Part of the problem would be the sheer nastiness of the kind of people it would bring to power.
The spoilt, warped, middle class Commie kids at the BBC’s favourite, go-to Marxist blogging site Novara Media, for example.
They’ve perfected the art of coming across like japesome lads and lasses who just want to spread happiness throughout the land: Ash Sarkar with her Twitter bio advertising that she ‘Walks like a supermodel. Fucks like a champion’; Aaron Bastani, who has written a book promising Fully Automated Luxury Communism. Or that pretty posh girl they’re always retweeting — Grace Blakeley, who gives an amazingly plausible impression of someone who sounds like she might know something about economics…Or cuddly bush-baby cute Owen Jones, with his impeccable green room manners…
Well that’s their media image, certainly: affable, fluent, desirous only of the public good. But given a loaded pistol and a flimsy pretext can you imagine any one of them, come the revolution, skipping an opportunity to take the likes of you and me into the woods and dispatching us with a shot to the back of the head?
And those are some of the jollier Corbyn Commies I’ve just named.
At least you can imagine the above would probably dispatch you with a friendly “Sorry about this. No hard feelings. But you’ve got to understand, you can’t make an omelette without breaking a few eggs, eh?”
Corbyn’s hatchet-faced Shadow Chancellor John McDonnell, on the other hand, would relish every moment.
As, of course, would Corbyn’s aide, the similarly sinister, Winchester-educated apologist for Stalinism Seumas Milne.
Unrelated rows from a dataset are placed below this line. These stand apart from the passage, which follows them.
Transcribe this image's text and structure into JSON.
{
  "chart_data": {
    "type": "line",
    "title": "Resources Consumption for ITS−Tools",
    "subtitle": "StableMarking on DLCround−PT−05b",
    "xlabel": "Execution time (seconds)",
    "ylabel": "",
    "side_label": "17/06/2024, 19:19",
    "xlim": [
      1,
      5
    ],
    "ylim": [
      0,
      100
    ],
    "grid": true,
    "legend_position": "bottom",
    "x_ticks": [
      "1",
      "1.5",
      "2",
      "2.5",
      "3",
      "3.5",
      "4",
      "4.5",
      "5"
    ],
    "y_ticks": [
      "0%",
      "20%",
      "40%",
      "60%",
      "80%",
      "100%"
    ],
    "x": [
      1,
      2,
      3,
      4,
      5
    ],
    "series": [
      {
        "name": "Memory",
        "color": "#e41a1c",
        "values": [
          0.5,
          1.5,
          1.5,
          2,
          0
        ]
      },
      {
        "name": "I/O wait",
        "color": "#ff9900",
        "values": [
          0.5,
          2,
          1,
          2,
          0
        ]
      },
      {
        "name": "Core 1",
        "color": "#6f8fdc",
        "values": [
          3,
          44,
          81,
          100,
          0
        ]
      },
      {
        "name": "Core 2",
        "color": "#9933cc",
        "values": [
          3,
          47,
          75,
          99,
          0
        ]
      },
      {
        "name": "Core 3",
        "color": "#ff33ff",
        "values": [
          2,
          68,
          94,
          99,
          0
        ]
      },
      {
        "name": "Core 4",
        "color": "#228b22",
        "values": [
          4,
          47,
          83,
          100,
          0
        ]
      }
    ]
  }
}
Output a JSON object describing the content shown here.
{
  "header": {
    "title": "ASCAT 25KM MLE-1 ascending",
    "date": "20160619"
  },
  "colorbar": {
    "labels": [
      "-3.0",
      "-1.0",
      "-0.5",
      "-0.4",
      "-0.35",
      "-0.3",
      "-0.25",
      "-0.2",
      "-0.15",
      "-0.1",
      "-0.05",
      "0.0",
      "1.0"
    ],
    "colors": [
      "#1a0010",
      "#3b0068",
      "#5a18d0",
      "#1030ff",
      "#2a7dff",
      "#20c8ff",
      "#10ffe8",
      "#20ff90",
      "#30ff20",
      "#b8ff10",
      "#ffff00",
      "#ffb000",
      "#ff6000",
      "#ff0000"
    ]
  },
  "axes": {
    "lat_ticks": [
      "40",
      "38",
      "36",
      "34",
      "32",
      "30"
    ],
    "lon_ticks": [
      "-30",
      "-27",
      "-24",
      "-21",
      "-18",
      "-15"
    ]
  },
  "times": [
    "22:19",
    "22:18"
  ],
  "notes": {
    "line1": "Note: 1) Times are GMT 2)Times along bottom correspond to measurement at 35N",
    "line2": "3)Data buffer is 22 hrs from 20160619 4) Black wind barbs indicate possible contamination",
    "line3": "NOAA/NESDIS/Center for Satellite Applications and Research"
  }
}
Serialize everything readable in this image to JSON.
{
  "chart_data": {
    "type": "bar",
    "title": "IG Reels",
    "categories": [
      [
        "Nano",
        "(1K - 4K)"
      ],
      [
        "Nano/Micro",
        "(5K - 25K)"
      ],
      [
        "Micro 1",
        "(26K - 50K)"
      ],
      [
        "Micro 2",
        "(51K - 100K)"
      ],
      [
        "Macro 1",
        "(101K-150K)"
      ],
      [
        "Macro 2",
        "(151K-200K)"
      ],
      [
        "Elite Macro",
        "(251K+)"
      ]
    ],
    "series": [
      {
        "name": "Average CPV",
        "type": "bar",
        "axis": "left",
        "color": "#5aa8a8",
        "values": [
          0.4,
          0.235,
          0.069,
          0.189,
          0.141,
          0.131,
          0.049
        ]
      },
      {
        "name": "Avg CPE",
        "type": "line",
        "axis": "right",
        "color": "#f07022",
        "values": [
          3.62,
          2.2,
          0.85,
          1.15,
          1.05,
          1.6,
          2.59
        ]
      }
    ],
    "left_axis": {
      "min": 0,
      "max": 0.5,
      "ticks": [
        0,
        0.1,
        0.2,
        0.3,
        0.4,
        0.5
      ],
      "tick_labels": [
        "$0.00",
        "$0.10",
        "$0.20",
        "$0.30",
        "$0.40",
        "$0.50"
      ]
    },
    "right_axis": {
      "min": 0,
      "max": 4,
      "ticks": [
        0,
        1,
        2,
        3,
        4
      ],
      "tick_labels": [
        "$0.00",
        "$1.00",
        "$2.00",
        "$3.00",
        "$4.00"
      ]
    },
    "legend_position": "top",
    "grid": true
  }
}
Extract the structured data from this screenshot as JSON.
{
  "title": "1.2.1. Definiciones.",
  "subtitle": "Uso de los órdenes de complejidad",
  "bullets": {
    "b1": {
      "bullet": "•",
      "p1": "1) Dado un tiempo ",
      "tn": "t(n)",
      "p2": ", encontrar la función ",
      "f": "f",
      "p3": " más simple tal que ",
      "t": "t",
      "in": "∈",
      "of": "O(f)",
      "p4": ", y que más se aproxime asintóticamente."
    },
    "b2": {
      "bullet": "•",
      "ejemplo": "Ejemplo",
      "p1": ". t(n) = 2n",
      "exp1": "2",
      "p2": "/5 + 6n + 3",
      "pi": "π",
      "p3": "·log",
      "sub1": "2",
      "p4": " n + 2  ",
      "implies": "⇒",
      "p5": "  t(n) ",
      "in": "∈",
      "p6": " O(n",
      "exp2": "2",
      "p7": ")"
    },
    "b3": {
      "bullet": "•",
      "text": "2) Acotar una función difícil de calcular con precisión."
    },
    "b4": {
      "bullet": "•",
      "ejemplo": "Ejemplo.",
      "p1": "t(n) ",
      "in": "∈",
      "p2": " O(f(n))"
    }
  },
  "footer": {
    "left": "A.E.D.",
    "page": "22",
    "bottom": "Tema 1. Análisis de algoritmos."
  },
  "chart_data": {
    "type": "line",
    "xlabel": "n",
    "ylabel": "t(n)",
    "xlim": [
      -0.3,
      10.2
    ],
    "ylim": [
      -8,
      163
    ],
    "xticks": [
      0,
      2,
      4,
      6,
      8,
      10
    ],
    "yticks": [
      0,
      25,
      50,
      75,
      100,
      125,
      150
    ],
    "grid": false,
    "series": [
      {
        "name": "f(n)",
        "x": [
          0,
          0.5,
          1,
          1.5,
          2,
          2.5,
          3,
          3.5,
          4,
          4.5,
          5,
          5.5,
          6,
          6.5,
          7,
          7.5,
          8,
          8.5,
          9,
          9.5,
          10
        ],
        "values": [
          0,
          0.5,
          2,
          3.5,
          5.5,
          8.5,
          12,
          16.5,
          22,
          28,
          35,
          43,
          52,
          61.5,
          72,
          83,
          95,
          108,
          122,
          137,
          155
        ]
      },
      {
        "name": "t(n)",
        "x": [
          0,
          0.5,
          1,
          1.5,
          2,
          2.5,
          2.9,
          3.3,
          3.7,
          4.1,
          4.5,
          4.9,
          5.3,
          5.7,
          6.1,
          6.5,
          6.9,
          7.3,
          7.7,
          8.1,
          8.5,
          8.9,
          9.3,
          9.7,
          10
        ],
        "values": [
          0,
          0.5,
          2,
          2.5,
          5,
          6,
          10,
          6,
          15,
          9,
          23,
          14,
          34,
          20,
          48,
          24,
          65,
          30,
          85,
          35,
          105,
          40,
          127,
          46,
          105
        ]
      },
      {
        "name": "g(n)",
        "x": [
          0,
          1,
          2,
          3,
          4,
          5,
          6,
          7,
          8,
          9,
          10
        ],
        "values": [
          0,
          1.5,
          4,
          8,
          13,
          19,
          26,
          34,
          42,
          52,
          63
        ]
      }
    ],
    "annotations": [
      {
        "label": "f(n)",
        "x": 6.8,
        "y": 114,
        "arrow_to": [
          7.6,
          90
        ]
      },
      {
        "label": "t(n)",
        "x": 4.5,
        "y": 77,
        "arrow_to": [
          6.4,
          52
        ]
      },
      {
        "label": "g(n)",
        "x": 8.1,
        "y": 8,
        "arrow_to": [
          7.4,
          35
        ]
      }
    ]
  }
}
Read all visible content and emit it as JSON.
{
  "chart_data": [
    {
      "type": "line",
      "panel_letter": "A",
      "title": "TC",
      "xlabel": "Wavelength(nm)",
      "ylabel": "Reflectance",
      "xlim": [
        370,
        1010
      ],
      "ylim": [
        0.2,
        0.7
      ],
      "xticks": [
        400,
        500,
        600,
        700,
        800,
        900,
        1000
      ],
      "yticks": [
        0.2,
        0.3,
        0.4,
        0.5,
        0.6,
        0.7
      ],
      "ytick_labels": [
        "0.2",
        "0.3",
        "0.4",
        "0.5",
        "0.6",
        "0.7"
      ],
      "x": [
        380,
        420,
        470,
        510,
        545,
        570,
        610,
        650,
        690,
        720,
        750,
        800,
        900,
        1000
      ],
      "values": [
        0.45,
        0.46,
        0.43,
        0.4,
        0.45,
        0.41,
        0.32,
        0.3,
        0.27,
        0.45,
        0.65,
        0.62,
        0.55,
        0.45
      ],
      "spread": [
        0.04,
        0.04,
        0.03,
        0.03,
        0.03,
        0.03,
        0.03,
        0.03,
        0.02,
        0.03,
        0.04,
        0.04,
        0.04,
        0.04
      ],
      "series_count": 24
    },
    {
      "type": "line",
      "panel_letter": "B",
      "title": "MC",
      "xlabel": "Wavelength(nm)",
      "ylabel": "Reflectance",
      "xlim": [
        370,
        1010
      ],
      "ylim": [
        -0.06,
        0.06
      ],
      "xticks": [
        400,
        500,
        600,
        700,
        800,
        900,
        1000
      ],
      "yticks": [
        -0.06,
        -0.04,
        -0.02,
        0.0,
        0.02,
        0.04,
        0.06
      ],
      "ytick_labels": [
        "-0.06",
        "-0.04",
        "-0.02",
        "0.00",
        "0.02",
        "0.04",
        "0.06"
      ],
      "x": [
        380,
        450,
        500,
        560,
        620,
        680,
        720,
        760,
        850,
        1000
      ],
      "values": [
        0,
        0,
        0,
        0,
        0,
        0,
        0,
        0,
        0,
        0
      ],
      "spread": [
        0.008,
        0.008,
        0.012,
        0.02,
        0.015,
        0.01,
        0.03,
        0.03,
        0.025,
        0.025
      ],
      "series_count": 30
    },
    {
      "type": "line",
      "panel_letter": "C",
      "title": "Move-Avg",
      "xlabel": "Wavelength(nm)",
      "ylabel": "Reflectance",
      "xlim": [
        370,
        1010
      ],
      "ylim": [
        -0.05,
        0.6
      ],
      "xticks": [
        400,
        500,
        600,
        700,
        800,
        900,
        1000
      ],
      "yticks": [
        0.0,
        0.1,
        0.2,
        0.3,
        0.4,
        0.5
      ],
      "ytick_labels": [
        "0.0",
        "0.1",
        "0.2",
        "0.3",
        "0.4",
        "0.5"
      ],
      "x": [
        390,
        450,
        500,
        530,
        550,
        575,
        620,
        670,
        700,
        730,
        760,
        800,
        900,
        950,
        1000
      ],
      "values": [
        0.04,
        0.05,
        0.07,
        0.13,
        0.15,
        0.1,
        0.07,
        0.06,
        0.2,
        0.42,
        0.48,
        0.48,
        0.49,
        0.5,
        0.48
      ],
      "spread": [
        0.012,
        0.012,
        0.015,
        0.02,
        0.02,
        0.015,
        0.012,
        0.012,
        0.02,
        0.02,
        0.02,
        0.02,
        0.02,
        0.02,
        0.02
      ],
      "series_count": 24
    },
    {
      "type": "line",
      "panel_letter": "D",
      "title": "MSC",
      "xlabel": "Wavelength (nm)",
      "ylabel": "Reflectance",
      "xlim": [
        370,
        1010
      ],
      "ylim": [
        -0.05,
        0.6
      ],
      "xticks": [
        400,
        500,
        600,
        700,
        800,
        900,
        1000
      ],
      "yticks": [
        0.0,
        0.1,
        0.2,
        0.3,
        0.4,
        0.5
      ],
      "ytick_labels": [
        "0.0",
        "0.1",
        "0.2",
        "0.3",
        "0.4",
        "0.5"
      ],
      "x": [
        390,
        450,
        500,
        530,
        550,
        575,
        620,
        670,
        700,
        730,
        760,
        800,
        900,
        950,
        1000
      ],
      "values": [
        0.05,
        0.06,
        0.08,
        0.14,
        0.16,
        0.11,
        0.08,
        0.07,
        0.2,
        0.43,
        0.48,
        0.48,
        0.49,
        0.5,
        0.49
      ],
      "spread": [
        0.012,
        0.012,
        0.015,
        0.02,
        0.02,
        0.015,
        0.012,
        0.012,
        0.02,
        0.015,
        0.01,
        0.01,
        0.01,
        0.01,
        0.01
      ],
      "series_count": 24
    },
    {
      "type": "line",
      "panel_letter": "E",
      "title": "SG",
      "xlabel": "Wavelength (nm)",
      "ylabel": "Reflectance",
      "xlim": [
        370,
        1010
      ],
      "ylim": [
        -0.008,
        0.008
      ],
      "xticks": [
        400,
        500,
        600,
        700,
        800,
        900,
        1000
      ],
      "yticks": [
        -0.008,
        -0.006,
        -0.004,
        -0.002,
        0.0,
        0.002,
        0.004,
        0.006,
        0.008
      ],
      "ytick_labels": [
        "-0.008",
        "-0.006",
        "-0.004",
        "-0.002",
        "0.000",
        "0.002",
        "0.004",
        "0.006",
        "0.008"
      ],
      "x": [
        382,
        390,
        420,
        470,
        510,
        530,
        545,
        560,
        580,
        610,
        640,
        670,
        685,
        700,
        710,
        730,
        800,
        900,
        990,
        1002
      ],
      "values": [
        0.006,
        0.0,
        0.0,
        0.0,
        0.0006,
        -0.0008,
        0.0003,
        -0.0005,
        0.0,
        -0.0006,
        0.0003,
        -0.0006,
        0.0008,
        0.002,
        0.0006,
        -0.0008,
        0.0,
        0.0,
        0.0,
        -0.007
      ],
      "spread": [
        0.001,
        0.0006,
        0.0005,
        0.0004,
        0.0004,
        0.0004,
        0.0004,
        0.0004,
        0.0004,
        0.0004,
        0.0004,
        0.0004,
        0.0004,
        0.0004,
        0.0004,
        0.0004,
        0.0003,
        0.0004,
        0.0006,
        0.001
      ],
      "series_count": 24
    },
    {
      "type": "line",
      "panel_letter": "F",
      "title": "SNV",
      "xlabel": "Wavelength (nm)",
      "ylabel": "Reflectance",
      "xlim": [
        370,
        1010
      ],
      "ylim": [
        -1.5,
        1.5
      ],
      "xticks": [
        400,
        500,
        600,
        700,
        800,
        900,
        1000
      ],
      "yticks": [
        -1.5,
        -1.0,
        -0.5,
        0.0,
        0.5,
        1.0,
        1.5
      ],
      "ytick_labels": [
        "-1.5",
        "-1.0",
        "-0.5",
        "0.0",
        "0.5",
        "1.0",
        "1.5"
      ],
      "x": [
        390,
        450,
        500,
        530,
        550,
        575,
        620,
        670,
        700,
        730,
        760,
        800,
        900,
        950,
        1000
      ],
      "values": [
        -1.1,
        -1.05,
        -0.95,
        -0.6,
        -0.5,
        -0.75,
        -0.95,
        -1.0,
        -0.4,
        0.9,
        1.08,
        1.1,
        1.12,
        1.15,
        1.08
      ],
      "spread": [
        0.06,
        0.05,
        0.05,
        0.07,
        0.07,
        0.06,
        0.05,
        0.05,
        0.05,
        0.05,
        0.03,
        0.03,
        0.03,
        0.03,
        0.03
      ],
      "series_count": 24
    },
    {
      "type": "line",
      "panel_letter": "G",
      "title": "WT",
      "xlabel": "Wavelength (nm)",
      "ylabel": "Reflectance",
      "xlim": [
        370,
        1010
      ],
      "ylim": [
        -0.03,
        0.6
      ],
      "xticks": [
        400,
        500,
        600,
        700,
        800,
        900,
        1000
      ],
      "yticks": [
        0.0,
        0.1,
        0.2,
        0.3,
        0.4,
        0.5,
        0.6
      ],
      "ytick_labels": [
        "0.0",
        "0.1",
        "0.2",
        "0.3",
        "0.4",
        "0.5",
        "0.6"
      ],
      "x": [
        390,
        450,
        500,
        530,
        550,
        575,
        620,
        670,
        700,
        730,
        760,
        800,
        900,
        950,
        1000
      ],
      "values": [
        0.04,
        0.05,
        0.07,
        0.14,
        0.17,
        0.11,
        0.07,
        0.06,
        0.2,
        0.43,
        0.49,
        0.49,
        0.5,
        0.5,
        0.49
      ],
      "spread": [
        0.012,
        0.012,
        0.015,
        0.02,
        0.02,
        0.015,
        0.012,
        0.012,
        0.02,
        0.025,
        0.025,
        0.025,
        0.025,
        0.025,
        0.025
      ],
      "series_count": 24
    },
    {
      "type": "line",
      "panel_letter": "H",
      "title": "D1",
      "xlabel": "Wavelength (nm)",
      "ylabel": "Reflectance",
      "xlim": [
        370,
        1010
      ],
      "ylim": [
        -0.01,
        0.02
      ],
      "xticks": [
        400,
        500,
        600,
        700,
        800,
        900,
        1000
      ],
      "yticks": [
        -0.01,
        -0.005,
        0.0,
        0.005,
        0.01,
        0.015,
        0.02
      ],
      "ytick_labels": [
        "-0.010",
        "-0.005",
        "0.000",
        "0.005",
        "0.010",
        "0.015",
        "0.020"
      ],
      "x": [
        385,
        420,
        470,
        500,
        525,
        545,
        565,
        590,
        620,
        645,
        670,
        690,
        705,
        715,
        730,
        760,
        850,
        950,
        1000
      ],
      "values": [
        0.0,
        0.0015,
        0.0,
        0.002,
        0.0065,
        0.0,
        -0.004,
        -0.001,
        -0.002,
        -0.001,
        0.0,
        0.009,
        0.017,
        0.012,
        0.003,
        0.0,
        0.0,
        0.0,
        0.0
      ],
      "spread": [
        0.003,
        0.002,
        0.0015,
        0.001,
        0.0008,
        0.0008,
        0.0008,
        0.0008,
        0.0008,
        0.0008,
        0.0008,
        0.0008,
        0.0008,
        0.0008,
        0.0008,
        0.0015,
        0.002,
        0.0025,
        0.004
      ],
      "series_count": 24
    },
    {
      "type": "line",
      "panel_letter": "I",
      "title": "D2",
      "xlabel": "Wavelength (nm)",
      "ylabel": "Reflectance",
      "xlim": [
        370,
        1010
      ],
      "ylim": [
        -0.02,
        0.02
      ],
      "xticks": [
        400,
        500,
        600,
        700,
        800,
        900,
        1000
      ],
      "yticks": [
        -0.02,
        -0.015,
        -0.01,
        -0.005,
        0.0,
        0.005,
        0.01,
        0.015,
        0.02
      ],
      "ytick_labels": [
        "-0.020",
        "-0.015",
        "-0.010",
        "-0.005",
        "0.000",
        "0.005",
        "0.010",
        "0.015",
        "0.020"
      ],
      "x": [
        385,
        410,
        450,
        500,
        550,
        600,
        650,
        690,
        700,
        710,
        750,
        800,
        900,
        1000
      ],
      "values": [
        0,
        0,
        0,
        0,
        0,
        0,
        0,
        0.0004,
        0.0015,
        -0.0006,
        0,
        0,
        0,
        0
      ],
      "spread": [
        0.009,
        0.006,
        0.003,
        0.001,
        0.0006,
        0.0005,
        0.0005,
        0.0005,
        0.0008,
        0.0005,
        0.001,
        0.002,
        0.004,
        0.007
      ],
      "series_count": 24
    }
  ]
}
You might argue that by speculating frivolously as to which Corbyn Commies would take most pleasure from killing us all or sending us to the Gulag, I too am making light of just how serious it would be if Corbyn came to power.
But dark times call for black humour.
Undoubtedly the worst political development in Britain during my lifetime has been the adoption, by supporters of Her Majesty’s Opposition party, of the kind of tactics most of us had hoped had been consigned to the dustbin of history: physical threats; anti-Semitism; violent mobs; orchestrated bullying.
The two most apposite recent comparisons are the Bolshevik takeover of Russia in 1917; and the Nazi takeover of Germany in the 1930s. Both were minority movements which managed to punch far above their weight with their aggression, their cynicism, their mendacity, their willingness to abuse every structural process for their greater goal of seizing power.
When Boris Johnson’s Conservatives win, as I hope and expect they will this Thursday, I don’t expect many of us who believe in limited government and free markets will have an awful lot to cheer. But we will, at least, have occasion to breathe a huge sigh of relief.
The electorate will have stared into the abyss, seen Magic Grandpa staring back at them wearing a cap just like Lenin’s, and said to themselves: “Anything is better than that.”
And they’ll have been right too. Corbyn’s Labour are totalitarian monsters. We’ve spent most of the last century standing up to such evil. Why on earth would we want to let such scumbags in through the back door?